I was stuck in traffic this morning idly daydreaming about forgetting about work and just driving to the airport and finding a cheap trip to Hawaii, if I could get there, the airport that is, and find a cheap trip to Hawaii [Ha!] that is, when I noticed all the weird and wonderful model names of the cars in front of, behind and around me. Have you ever considered that there must be some penthouse office somewhere, all glass and skylines, possibly in California, where Car Name Designers get paid big bucks to come up with such disasters as the Volkswagen Tuareg – known around here as the Volkswagen Toe-Rag. And then there’s the ubiquitous Ford of course, a name which is generally accepted to be less a salute to Henry than an acronym for Found On Road Dead.
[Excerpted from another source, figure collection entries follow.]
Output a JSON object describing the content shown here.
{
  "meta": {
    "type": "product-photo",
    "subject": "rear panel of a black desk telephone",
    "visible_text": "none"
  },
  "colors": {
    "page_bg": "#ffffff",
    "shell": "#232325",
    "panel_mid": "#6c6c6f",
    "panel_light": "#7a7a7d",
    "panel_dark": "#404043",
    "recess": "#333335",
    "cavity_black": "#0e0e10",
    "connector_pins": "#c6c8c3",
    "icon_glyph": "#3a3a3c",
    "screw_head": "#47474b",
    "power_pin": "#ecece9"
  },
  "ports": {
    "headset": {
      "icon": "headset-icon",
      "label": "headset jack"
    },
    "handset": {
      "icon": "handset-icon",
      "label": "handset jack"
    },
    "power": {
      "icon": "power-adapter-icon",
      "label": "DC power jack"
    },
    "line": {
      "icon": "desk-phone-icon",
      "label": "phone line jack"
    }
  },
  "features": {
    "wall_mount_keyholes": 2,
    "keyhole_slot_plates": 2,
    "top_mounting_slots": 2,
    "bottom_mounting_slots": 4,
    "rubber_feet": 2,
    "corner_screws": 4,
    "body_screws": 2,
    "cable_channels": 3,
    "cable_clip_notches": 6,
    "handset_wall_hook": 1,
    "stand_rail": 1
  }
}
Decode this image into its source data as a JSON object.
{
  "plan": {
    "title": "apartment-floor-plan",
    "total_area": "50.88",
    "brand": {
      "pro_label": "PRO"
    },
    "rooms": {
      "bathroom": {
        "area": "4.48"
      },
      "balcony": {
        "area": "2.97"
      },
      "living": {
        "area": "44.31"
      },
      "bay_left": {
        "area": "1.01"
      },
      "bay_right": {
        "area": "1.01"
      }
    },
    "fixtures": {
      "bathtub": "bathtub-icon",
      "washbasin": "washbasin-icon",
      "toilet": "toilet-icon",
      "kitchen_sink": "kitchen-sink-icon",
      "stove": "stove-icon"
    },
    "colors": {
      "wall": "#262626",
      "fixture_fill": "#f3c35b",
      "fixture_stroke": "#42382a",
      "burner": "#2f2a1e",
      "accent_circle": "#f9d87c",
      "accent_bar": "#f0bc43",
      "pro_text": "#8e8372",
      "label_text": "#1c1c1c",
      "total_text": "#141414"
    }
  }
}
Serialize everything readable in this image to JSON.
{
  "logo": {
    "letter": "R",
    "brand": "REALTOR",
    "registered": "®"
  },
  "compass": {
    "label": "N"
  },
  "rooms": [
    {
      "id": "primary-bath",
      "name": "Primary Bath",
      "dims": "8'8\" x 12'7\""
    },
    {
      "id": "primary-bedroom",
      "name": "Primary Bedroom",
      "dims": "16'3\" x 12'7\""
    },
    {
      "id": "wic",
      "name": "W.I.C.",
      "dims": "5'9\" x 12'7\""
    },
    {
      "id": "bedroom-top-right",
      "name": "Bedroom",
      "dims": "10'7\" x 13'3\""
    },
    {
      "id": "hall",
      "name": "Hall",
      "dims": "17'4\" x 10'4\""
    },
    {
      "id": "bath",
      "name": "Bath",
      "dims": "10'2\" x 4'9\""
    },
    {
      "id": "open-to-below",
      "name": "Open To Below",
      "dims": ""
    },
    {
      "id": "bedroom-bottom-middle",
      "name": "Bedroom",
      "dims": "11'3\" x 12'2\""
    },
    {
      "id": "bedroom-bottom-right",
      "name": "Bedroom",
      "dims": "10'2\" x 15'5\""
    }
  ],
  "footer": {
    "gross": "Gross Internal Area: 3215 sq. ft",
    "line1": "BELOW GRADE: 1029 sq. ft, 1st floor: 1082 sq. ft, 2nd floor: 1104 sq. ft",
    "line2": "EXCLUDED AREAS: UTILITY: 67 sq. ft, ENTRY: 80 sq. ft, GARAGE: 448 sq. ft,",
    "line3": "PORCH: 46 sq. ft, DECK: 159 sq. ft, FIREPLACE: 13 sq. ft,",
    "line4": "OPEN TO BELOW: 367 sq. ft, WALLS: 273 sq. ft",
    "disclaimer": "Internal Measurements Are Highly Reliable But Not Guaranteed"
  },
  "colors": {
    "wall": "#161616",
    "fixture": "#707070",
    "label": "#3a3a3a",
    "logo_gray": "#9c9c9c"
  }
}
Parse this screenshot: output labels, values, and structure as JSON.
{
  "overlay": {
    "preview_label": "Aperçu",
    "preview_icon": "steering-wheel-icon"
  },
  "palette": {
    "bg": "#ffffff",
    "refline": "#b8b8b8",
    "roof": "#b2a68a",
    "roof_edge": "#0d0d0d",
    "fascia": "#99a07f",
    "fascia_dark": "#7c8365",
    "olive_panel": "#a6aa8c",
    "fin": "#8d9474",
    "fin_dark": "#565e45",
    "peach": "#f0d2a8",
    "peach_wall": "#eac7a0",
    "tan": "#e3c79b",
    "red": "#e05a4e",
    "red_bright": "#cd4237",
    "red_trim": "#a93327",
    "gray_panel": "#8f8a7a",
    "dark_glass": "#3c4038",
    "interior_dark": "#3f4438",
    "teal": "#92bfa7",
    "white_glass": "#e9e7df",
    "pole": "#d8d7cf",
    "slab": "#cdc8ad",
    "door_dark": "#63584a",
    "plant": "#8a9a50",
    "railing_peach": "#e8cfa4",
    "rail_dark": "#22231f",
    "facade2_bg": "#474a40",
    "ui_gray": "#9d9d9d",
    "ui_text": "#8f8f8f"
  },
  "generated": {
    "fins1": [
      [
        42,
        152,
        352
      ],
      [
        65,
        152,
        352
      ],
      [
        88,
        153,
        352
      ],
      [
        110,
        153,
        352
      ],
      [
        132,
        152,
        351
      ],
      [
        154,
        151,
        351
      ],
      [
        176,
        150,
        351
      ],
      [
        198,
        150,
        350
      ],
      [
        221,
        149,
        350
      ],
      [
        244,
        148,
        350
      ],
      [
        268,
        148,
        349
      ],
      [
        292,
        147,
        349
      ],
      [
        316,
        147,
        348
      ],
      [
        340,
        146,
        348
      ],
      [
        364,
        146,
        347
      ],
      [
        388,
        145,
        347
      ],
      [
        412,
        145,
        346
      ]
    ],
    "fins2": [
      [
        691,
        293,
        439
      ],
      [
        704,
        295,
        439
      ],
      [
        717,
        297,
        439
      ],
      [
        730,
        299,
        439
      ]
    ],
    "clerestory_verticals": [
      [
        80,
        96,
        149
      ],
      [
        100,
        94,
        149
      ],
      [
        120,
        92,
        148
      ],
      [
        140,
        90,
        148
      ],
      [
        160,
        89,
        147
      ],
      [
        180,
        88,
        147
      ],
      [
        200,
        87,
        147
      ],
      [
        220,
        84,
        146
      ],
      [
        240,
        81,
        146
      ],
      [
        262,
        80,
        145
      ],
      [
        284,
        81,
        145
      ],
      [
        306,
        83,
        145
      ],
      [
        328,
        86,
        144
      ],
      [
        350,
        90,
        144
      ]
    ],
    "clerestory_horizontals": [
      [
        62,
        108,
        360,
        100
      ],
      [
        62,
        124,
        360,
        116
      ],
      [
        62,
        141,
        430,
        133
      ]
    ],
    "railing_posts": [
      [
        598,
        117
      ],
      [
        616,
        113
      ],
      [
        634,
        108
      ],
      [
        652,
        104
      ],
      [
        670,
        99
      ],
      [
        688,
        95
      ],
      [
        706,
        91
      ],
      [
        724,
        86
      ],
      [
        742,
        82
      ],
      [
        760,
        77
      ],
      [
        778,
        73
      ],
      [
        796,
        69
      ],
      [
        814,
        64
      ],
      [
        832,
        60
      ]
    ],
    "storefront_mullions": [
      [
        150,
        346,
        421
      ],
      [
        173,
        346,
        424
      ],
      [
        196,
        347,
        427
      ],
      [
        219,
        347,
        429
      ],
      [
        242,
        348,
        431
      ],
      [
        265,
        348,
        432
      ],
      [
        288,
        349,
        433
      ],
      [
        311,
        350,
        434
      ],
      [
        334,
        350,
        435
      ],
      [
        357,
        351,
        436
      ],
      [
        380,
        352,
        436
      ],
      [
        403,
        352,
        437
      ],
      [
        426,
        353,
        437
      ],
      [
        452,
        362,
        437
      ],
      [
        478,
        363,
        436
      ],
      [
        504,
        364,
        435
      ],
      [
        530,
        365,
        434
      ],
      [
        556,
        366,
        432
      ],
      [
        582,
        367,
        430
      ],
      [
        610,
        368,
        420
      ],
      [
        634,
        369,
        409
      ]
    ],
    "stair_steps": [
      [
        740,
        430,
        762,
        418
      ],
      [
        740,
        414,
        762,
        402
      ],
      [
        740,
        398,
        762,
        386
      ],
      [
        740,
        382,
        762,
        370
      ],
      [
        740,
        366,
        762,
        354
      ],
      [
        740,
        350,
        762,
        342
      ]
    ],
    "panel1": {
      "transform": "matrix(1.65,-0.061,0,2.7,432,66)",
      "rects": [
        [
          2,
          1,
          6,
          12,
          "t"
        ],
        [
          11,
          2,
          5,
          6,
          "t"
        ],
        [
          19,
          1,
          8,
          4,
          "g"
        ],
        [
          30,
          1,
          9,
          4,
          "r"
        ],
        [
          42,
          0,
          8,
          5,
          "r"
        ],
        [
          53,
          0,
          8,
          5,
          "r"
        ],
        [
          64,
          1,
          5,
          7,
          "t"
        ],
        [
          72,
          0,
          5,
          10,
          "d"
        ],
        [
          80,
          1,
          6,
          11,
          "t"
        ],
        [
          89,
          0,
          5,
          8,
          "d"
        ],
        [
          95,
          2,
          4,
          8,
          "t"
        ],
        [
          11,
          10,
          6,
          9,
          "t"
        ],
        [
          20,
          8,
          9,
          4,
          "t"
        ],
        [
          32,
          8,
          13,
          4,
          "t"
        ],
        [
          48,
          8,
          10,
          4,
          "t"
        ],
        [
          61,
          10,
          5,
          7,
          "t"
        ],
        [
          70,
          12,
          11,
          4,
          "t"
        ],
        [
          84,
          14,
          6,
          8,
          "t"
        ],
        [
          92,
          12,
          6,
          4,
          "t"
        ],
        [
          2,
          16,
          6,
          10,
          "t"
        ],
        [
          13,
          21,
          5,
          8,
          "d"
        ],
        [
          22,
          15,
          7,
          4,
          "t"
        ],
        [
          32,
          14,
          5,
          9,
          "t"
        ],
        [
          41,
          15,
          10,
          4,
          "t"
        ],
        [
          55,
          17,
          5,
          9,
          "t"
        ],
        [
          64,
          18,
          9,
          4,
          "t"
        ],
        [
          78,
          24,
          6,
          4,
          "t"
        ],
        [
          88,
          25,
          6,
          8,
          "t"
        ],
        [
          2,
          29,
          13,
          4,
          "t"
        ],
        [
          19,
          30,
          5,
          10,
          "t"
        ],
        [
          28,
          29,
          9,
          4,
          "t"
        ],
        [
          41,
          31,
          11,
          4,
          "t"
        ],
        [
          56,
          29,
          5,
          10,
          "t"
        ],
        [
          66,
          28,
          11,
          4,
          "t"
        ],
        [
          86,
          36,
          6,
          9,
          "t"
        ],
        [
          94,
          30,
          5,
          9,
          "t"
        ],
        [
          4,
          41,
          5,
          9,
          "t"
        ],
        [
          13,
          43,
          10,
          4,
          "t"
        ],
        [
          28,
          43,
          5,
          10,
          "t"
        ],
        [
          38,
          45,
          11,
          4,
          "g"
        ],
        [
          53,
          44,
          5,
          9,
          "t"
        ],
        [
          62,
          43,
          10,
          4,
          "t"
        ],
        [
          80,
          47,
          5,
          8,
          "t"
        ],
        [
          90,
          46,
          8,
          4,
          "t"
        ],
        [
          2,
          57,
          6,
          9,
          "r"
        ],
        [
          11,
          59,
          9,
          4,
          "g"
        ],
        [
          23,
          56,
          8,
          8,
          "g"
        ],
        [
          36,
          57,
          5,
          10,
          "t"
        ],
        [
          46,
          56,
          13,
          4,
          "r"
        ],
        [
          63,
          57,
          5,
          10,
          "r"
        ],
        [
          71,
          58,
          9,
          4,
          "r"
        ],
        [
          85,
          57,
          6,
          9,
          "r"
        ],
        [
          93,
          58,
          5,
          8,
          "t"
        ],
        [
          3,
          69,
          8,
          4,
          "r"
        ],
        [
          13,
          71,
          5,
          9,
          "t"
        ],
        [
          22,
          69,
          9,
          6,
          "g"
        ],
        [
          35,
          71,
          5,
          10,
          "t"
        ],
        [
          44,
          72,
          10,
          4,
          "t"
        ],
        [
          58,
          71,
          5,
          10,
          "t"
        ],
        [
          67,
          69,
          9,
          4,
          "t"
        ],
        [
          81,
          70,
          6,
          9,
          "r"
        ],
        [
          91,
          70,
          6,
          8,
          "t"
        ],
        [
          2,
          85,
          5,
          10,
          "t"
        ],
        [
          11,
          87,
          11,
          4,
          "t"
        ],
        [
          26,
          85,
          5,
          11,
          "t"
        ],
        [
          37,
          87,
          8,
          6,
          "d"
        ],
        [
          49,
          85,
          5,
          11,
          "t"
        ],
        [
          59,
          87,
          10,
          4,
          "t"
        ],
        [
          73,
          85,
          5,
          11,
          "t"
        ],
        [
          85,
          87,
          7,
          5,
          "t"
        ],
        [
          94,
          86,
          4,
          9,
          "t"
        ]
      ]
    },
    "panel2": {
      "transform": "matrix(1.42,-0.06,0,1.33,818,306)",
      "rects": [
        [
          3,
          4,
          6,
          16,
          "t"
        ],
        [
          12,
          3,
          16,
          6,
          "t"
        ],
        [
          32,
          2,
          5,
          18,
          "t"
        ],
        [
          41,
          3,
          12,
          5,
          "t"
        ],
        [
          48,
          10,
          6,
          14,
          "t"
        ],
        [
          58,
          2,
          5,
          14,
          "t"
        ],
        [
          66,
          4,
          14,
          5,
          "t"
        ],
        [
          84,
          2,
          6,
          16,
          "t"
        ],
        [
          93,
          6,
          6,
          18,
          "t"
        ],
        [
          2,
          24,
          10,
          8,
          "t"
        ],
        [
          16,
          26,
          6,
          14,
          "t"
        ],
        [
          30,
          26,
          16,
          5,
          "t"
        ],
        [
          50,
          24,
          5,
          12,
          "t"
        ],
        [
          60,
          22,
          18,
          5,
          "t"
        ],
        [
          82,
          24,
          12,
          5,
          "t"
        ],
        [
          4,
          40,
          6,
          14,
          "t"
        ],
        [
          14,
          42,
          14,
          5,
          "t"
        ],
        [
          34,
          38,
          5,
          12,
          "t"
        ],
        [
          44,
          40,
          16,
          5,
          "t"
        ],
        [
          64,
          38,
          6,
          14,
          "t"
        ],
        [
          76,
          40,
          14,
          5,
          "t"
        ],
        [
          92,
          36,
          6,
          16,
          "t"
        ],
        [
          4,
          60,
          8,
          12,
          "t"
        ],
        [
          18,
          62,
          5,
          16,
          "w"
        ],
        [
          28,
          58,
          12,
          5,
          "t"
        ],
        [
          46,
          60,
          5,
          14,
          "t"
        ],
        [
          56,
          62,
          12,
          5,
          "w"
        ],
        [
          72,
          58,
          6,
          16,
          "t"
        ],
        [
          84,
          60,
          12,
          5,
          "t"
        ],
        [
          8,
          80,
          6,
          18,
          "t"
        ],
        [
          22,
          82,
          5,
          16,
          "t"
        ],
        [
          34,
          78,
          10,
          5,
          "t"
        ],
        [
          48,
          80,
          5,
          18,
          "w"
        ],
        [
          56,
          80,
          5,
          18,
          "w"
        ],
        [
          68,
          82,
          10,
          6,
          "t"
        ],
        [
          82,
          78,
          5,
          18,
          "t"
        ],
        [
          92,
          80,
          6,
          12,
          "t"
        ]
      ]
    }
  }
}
But I digress. Today’s car naming conventions are obviously meant to evoke images of the freedom of the open road or the vast sands of the desert or the power of horses or the virility of bulls – the Outback, The Sahara, The Mustang, The Palomino, The Charger, the Ram Charger and the Taurus – snort! . Oh and then in an entirely different league there’s the Sprint , The Sprite, The Dash, The Pacer and The Wind up the Tail [not really, I made that one up]. It seems to me that the designers are also trying hard to say something about who should be driving what. An Accountant in a Ram Charger for example just doesn’t compute and neither does Hulk Hogan driving a Sprint. And without a doubt all these model names are male and so are the [perceived] drivers. The idea perhaps is that the little woman should sit quietly in the passenger seat of the pick-up, let a man drive, and shut the truck up. When do you think will come the day that car manufacturers discover that some of us – at least 51% of us in fact – are not male and do not want to drive a car called something that is a thinly veiled euphemism for Big Stick [don’t get me started on gear shifts with large knobs] and I’m saying nothing about the HumVee.
In North America of course it wasn’t so very long ago that the car culture had its heyday. Well maybe it was quite a while ago, the 50’s in fact which just shows how old I am, when practically everyone [male] lived for their cars. Unlike England where there was only one car owner per street [and he was probably the one with the phone too], in North America there were more cars than people. And it went without saying that the more big lights and tail fins you had the more virile the man. There were drive-in movie theatres on every block and the A & W sent girls on roller skates to dispense cold mugs of foaming Root Beer and mountains of fries directly to your door [car that is]. The road trip was king and all family holidays were spent driving a thousand miles to look at a big tree or a big mountain or the big sea. Nowadays of course you can only see these fabulous old cars at antique car shows while in reality most of us tool about in little ‘gas-miser’ sedans just daydreaming about the open road. Perhaps that’s why all the old model names are still around, even though they now mean nothing, because they hark back to a time gone by when you really could drive faster than the wind or faster than a mustang [or 600 of them] for as long or as far as you liked without spending 4 hours in a jam.
But getting back to model names I think it’s time for designers to face the facts and get with the times, even if it does mean giving up on swift horses or charging rams or raging bulls. Personally I think I would like to drive around in a neat little open-topped sports car in a nice shade of lipstick red called the Dragonfly or The Lovely Vista Overlooking the Caribbean Sea or The Birds in Paradise or The Unlimited Money to Shop All Day. What do you say?